Last night he went out with his mate, come back drunk (he doesn't drink often). I nosied through his phone and he had sent a message to his mate saying 'if she asks we have gone to the pub, i've actually gone to shag 'girls name') not saying the girls name but I know her and used to meet up with her so our babies could play cos they are the same age.
This has more or less sealed it for me, he just keeps digging himself deeper and I can't wait to get out of his house!
 

JBean32

New Member
I have to admit that the replys on here are very black and white, the truth of the matter is far different.
If you ask me then the fact that he's begging you to come back is a good sign. We've all had these occasions where we've agreed to do something when you really wont.
Men mess things up all the time. that's just how we are, but we do get better behaved over time.
you have a child together and if there's love between you then everything in between can be patched up. you woman are here to sort us men out after all.

Sugarlump hang in there, Don't do anything rash because Id bet that he does love you alot and you'll get there with him.
 

JBean32

New Member
Just a quick addition.

The reason I say this is because I was TERRIBLE when I was a bit younger.
I have been married for 5 years now and I have been with my partner for nearly 10 years. The first 3/4 years of our relationship were rocky at best because I cheated on her twice, lied about really stupid things and was to nieave to realise that some of the people I talked to were causing trouble.

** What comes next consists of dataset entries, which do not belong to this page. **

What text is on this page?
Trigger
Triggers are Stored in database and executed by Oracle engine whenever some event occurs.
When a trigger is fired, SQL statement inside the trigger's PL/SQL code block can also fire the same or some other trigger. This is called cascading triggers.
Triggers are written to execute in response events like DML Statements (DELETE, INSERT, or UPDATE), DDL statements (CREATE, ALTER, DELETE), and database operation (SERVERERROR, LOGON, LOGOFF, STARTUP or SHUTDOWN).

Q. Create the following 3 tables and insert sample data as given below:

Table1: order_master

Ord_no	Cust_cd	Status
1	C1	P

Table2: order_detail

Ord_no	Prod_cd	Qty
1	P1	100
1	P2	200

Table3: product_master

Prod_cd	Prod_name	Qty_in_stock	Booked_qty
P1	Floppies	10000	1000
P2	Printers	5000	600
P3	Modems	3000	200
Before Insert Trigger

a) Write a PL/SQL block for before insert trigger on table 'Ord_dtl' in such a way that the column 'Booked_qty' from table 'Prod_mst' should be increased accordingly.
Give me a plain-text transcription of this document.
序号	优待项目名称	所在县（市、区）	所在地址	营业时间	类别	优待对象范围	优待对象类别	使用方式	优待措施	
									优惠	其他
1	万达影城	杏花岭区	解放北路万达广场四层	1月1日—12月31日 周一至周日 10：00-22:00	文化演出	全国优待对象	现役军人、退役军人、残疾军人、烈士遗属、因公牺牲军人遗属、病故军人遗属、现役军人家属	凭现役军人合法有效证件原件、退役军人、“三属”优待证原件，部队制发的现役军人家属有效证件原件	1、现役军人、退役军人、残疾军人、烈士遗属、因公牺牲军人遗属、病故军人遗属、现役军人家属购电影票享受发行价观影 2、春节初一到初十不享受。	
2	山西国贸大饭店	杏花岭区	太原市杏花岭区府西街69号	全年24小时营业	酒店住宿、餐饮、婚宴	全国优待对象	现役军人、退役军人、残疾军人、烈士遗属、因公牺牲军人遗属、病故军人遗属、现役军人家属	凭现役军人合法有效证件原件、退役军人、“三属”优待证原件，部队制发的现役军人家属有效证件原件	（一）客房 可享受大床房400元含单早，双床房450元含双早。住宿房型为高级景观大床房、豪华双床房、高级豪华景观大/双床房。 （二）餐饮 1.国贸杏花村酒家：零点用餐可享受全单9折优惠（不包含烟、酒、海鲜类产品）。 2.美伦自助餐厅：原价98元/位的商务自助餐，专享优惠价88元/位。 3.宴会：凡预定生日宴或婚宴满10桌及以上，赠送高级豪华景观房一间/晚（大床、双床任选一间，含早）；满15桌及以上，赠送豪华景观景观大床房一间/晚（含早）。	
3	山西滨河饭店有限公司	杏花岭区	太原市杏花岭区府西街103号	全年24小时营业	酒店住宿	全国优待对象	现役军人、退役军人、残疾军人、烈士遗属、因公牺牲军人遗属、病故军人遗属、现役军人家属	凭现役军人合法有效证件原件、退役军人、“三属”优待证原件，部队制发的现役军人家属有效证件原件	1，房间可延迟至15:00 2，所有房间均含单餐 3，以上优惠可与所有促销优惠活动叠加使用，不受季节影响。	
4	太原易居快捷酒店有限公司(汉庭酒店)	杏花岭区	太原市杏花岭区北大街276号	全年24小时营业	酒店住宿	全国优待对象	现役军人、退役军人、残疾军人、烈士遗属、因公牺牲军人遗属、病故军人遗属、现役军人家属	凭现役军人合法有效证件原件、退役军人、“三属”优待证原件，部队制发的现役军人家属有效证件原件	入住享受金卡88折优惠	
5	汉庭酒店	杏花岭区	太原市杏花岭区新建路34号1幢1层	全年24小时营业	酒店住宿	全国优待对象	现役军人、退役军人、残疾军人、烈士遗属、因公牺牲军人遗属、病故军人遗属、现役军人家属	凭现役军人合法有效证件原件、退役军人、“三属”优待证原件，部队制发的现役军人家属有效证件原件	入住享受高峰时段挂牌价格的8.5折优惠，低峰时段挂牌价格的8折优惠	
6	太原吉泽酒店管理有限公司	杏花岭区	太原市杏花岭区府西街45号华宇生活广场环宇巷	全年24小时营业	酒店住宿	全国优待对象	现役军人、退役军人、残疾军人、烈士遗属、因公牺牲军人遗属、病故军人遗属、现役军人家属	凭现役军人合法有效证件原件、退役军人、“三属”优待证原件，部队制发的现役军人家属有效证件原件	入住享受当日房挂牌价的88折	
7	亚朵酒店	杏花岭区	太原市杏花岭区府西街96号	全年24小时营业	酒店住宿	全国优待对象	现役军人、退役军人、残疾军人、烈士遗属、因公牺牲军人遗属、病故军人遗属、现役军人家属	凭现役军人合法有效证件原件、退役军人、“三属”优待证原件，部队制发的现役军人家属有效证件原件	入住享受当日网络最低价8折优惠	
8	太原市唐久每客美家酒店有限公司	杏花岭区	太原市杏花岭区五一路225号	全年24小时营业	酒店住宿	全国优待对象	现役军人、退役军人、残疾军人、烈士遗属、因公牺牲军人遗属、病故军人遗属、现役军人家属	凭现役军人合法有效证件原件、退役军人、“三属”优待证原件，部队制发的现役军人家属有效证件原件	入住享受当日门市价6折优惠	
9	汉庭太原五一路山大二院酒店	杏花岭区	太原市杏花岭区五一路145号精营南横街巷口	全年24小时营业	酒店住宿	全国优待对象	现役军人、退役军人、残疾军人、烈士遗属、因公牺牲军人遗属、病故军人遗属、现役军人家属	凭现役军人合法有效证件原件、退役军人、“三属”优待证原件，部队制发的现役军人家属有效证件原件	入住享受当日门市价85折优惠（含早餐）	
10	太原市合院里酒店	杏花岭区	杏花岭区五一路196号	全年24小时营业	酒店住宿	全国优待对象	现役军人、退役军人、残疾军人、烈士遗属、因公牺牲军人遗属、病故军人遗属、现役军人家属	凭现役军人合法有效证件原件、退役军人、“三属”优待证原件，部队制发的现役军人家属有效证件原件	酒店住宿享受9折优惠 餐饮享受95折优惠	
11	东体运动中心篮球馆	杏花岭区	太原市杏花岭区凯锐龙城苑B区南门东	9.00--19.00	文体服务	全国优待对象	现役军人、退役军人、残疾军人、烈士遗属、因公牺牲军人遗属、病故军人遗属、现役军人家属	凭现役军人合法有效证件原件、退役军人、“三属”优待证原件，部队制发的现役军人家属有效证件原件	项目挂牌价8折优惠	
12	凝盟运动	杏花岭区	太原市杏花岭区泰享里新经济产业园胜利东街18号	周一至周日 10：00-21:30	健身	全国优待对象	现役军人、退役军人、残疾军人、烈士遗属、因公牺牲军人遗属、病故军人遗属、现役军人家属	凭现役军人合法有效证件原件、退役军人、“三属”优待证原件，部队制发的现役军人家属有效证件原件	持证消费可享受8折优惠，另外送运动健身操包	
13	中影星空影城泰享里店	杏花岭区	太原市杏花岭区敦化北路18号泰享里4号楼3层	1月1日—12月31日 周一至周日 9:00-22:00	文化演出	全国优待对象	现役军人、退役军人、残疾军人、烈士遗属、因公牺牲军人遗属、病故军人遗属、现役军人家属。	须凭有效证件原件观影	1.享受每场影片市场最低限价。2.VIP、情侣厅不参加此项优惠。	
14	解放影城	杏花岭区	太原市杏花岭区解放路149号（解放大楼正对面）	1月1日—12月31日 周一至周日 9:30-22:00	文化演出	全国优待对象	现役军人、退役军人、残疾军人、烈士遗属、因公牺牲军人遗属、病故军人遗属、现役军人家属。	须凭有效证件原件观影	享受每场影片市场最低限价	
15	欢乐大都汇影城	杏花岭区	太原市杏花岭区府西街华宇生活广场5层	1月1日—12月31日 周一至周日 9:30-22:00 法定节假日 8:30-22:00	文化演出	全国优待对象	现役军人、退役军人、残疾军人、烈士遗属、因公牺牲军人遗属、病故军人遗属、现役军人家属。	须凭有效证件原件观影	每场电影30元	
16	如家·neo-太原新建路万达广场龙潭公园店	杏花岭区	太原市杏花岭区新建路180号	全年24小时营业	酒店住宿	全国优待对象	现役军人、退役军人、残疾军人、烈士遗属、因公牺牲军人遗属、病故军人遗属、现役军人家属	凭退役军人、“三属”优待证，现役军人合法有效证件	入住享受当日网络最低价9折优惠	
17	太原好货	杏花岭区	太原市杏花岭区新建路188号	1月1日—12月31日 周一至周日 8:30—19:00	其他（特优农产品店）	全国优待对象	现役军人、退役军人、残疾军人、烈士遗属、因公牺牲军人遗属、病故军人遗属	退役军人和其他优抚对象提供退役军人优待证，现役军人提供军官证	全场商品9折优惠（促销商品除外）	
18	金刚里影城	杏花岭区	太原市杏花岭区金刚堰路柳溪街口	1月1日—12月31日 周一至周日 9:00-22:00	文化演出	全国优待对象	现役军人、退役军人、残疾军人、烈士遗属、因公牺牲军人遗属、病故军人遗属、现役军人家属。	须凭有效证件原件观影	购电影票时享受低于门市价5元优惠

She walked out on me numerouse times because of my actions and I knew I had to change because I just knew that she was "The One".
Everybody doubted me and said I wasnt worth it but I hung in there, after I managed to get her to give me another last chance I pulled myself together and with her help I changed into a mature none lying, none cheating man who she consiquently married and had 2 more children with.

We have not had any major problems for a years now, My point is I can relate to you're situation. all may seem lost and there is no hope but people do change especially for the people they love.

if you want to make it work, set him some ground rules (it may seem nasty or you think you shouldnt have to, but with children involved they need both of you)
I do hope you two can work things out.